The money will be used to fund a new interactive exhibit which will bring to life some of the war time experiences of the pilots who were based there.
The award, announced on Tuesday, has been hailed as a "testament to the success" of the heritage centre over the last few years.
Alan Doe, Chairman of the Ian McIntosh Memorial Trust, which operates the centre said: "This is a tribute to the work that has gone on over the past few years."
Pilots in both World Wars were trained at RAF Montrose, which closed its doors in 1950. The heritage centre was founded in 1983 to preserve and display artefacts and memorabilia relating to the station's contribution to the Royal Air Force.
The new display will detail what they were taught, how they were taught and how their progress was assessed.
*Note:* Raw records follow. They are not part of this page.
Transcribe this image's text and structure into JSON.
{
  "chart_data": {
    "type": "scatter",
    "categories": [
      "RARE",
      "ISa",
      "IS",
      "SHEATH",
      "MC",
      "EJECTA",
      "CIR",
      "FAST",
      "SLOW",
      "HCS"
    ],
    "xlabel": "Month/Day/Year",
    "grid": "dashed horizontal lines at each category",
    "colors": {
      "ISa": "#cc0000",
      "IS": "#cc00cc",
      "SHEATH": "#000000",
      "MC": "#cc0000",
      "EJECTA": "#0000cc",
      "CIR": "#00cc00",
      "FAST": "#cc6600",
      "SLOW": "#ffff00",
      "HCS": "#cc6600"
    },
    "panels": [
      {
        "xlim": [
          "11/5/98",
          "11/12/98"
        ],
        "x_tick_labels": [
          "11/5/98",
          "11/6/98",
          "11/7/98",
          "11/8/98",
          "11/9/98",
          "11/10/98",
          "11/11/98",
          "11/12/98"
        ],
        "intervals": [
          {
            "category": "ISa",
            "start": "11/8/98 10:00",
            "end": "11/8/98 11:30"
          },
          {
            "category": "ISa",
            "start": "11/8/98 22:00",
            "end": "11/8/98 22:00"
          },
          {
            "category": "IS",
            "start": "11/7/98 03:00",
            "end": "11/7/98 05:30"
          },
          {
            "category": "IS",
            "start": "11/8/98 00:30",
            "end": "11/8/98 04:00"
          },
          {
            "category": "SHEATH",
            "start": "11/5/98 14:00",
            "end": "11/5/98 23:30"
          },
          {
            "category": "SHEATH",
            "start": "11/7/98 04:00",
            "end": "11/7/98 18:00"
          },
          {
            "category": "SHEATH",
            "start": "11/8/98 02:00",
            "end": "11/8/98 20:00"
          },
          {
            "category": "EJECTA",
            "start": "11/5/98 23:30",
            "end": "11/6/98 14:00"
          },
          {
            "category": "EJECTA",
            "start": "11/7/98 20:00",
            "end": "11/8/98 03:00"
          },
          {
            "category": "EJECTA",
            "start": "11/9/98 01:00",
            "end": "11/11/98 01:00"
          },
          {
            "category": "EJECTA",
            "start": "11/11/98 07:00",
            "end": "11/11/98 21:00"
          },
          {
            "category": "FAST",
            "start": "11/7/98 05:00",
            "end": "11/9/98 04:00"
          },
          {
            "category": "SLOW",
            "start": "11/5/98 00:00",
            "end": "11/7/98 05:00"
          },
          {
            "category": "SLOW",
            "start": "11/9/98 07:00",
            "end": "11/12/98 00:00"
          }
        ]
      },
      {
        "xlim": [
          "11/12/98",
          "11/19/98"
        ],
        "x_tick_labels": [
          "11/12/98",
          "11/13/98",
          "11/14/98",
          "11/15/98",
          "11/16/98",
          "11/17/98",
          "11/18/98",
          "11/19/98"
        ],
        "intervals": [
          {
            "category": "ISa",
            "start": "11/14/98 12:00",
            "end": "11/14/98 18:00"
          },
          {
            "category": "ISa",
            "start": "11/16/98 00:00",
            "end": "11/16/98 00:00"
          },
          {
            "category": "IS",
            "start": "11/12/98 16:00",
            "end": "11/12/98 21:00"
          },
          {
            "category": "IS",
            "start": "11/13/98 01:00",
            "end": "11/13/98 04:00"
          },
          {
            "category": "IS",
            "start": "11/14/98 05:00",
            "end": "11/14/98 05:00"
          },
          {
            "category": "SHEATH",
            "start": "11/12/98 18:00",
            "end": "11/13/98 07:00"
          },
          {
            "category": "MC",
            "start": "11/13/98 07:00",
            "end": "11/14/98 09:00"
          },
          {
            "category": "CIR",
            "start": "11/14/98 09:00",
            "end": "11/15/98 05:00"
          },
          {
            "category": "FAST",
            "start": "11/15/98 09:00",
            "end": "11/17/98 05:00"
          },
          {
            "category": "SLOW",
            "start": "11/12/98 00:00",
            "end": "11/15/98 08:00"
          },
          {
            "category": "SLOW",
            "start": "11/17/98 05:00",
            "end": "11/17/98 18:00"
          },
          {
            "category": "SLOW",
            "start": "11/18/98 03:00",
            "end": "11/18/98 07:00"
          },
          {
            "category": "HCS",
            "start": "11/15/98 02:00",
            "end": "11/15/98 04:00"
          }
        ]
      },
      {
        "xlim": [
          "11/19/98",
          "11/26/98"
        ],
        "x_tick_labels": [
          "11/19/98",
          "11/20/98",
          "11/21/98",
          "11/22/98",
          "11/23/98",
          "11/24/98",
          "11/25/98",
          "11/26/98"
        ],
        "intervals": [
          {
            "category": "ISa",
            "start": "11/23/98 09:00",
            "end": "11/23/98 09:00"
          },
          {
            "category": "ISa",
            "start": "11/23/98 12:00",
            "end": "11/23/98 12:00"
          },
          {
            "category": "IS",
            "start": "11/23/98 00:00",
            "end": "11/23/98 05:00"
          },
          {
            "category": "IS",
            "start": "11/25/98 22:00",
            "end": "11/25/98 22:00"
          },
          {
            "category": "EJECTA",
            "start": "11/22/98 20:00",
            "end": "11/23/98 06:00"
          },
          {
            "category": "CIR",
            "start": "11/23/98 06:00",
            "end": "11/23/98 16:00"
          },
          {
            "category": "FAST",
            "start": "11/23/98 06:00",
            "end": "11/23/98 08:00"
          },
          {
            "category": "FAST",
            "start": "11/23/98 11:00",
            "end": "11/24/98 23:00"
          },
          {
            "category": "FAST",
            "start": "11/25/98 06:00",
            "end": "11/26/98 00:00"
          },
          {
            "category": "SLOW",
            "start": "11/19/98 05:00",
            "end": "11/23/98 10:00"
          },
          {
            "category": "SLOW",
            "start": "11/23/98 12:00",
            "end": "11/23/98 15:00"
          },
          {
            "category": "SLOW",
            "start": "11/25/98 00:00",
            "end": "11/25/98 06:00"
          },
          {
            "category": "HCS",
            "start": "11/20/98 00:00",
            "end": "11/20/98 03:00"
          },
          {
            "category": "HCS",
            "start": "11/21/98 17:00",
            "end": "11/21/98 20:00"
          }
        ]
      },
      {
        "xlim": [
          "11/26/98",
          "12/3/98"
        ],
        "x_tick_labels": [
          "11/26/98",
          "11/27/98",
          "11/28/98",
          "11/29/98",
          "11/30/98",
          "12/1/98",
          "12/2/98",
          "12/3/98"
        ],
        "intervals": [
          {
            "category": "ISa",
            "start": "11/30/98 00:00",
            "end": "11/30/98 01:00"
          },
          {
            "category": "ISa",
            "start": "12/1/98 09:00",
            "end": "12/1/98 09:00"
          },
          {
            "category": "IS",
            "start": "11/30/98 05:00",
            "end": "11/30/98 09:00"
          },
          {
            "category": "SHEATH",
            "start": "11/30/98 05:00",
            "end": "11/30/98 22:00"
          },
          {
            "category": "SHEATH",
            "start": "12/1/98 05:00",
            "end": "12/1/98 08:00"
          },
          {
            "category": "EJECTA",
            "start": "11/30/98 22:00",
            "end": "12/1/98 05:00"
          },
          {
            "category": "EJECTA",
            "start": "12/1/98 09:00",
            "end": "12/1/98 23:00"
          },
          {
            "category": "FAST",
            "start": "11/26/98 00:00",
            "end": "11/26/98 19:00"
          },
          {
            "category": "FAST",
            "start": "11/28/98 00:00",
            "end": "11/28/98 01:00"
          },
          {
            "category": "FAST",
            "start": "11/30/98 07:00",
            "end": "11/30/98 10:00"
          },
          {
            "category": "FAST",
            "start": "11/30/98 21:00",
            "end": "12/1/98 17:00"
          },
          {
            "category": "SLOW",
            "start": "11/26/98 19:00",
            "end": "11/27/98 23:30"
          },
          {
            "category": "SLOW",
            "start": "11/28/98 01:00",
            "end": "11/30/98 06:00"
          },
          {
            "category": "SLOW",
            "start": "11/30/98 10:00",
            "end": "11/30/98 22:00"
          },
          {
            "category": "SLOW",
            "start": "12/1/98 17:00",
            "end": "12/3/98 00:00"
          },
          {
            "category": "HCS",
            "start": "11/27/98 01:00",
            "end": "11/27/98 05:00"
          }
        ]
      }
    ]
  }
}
It will explain what was essential for a trainee pilot to be awarded the coveted wings badge and for children it will include the excitement of "flying" a Link Trainer, the first practical flight simulator.
The award was also welcomed by local MSP, Andrew Welsh.
He said: "The Montrose Air Station has a superb and longstanding record of improvement and expansion of its tribute to the RAF.
"This award comes also as a tribute to the dedication of the air station committee in expanding a major tourist attraction which will further boost the Montrose and Angus economy."
It is also hoped that the centre will be a boost to local tourism.
Mr Doe said: "We are at the mercy of the north east of Scotland and it is not easy to get tourists to this area but we hope that this will bring them in."
He added that the trustees are grateful for the substantial financial support they have recieved from the National Lottery, particularly the HLF.
Colin McLean, Head of the HLF in Scotland said: "The Heritage Lottery Fund is delighted to support a project that preserves the rich heritage of our armed forces and engages people with such an important part of our history."
Large artefacts associated with pilot training have been made available to the trustees. From this they have compiled a display which will be housed in an extension to the main exhibition building which was also funded with an HLF grant.
One of the main purposes of the Pilot-Training project has been to illustrate the experiences of the young men whose personal histories are already presented in the centre through photographs and biographies.
Colin McLean said: "This project will really bring to life what it would have been like to have been a Royal Air Foprce pilot during the wars."
The extension is expected to take two and a half years to complete but Alan Doe, who maintains that he is "ever the optimist" hopes that it may take less time.
To help with the research, restoration and other aspects of the project, the centre is seeking more volunteers to whom training of an informal and friendly nature can be given if needed.